Yoga helps us to feel. When we practice yoga and pay attention to our bodies we start to notice areas of tension, and we can start to feel what that might relate to. Sometimes it is a muscular tension but sometimes it might be an emotional one. Through yoga we can start to make a connection between our emotions and our physical sensations and we can start to play around with them. For example we might consider ‘if I send a long exhale to my shoulder will it help the tension release’, or ‘if I sink lower into this pose how do I feel’. Most people find particular poses difficult and there might be a reason for this beyond what the muscles can do, for example someone who has experienced sexual abuse may understandably hold a lot of fear and tension in their hips and find poses like happy baby incredibly difficult or even intolerable. Yoga is a gentle way for us to get back in touch with our bodies; to start to listen to the sensations that we feel, and to hear what the body is trying to say.

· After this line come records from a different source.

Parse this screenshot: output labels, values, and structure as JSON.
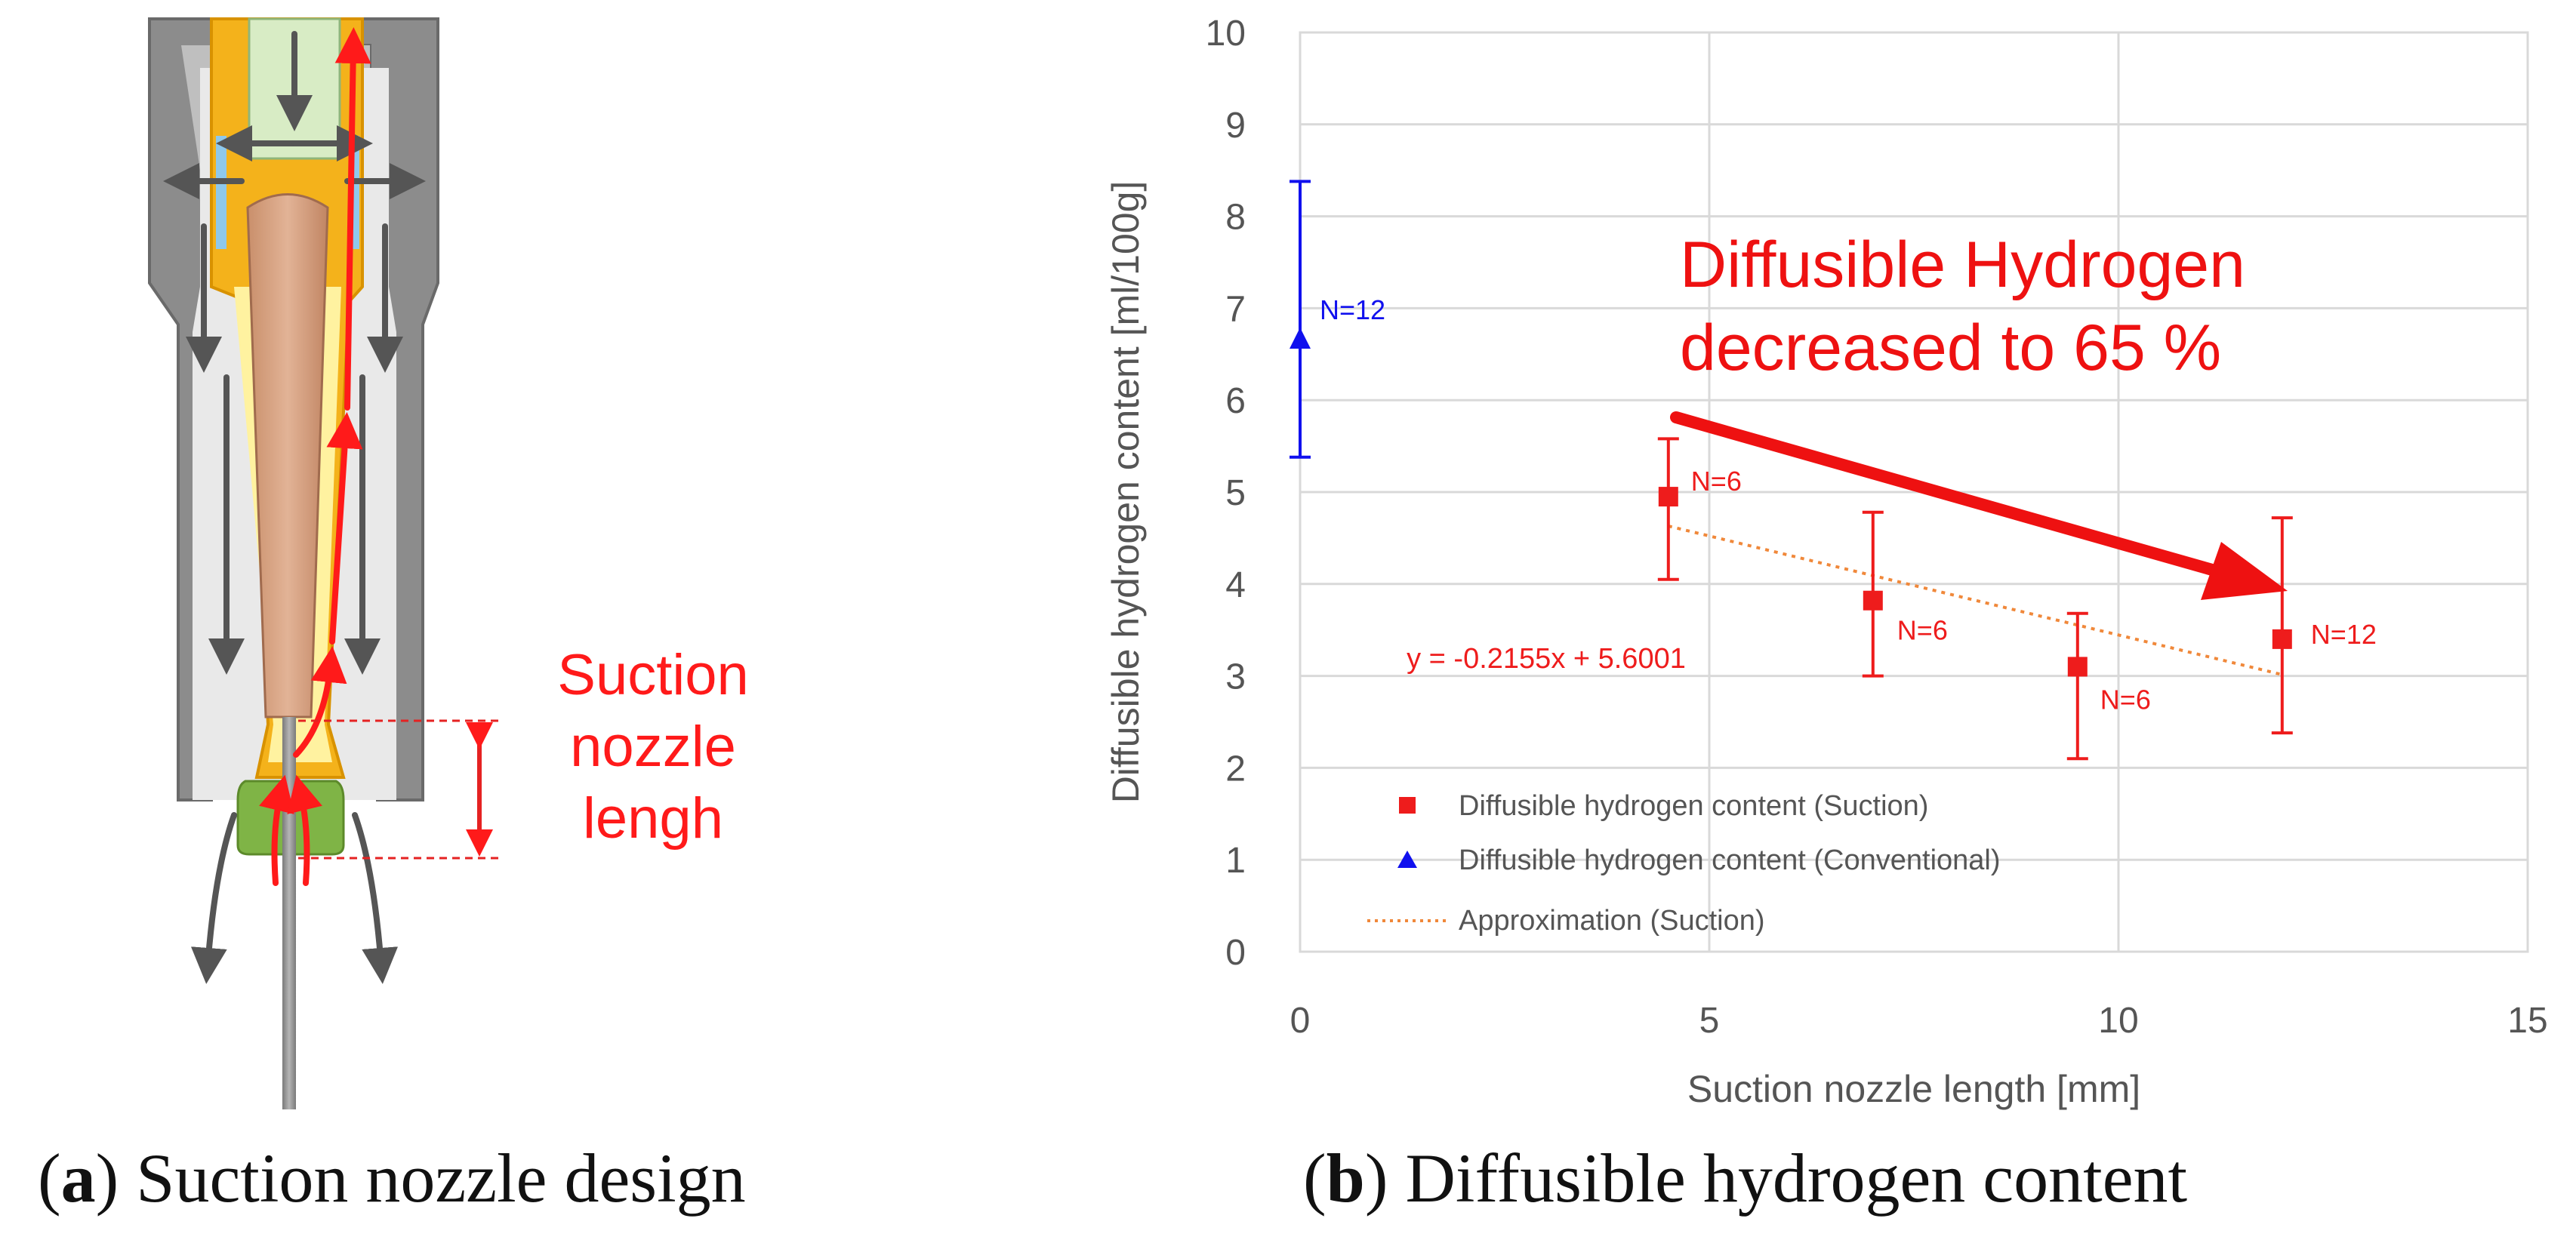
{
  "panel_a": {
    "label_letter": "a",
    "label_title": "Suction nozzle design",
    "annotation_line1": "Suction",
    "annotation_line2": "nozzle",
    "annotation_line3": "lengh"
  },
  "panel_b": {
    "label_letter": "b",
    "label_title": "Diffusible hydrogen content",
    "callout_line1": "Diffusible Hydrogen",
    "callout_line2": "decreased to 65 %",
    "equation": "y = -0.2155x + 5.6001"
  },
  "colors": {
    "suction": "#ee1c1c",
    "conventional": "#1010ee",
    "trend": "#f0883a",
    "callout": "#ee1111",
    "grid": "#d9d9d9"
  },
  "chart_data": {
    "type": "scatter",
    "title": "",
    "xlabel": "Suction nozzle length [mm]",
    "ylabel": "Diffusible hydrogen content [ml/100g]",
    "xlim": [
      0,
      15
    ],
    "ylim": [
      0,
      10
    ],
    "xticks": [
      "0",
      "5",
      "10",
      "15"
    ],
    "yticks": [
      "0",
      "1",
      "2",
      "3",
      "4",
      "5",
      "6",
      "7",
      "8",
      "9",
      "10"
    ],
    "grid": true,
    "legend_position": "bottom-left",
    "series": [
      {
        "name": "Diffusible hydrogen content (Suction)",
        "marker": "square",
        "x": [
          4.5,
          7.0,
          9.5,
          12.0
        ],
        "y": [
          4.95,
          3.82,
          3.1,
          3.4
        ],
        "err_low": [
          4.05,
          3.0,
          2.1,
          2.38
        ],
        "err_high": [
          5.58,
          4.78,
          3.68,
          4.72
        ],
        "labels": [
          "N=6",
          "N=6",
          "N=6",
          "N=12"
        ]
      },
      {
        "name": "Diffusible hydrogen content (Conventional)",
        "marker": "triangle",
        "x": [
          0
        ],
        "y": [
          6.65
        ],
        "err_low": [
          5.38
        ],
        "err_high": [
          8.38
        ],
        "labels": [
          "N=12"
        ]
      },
      {
        "name": "Approximation (Suction)",
        "marker": "dotted-line",
        "slope": -0.2155,
        "intercept": 5.6001,
        "x_range": [
          4.5,
          12.0
        ]
      }
    ]
  }
}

It might have taken me 20 odd years to realise that yoga was keeping me afloat, but I take solace in the fact that I can now help others realise sooner. I can explain to someone why their insomnia improves after a class, and how this in turn improves their mood. I can reassure a student it’s entirely normal to feel emotional during a class, and that it’s fine to let this emotion bubble up. I can give legitimate reasons why just 10 minutes of deep breathing can help someone feel less agitated and stave off a panic attack, and I can watch the faces of my students soften and I know I haven’t imagined it. Yoga may have its basis in philosophy and ancient teachings, but in terms of its impact on mental health it’s also backed by science.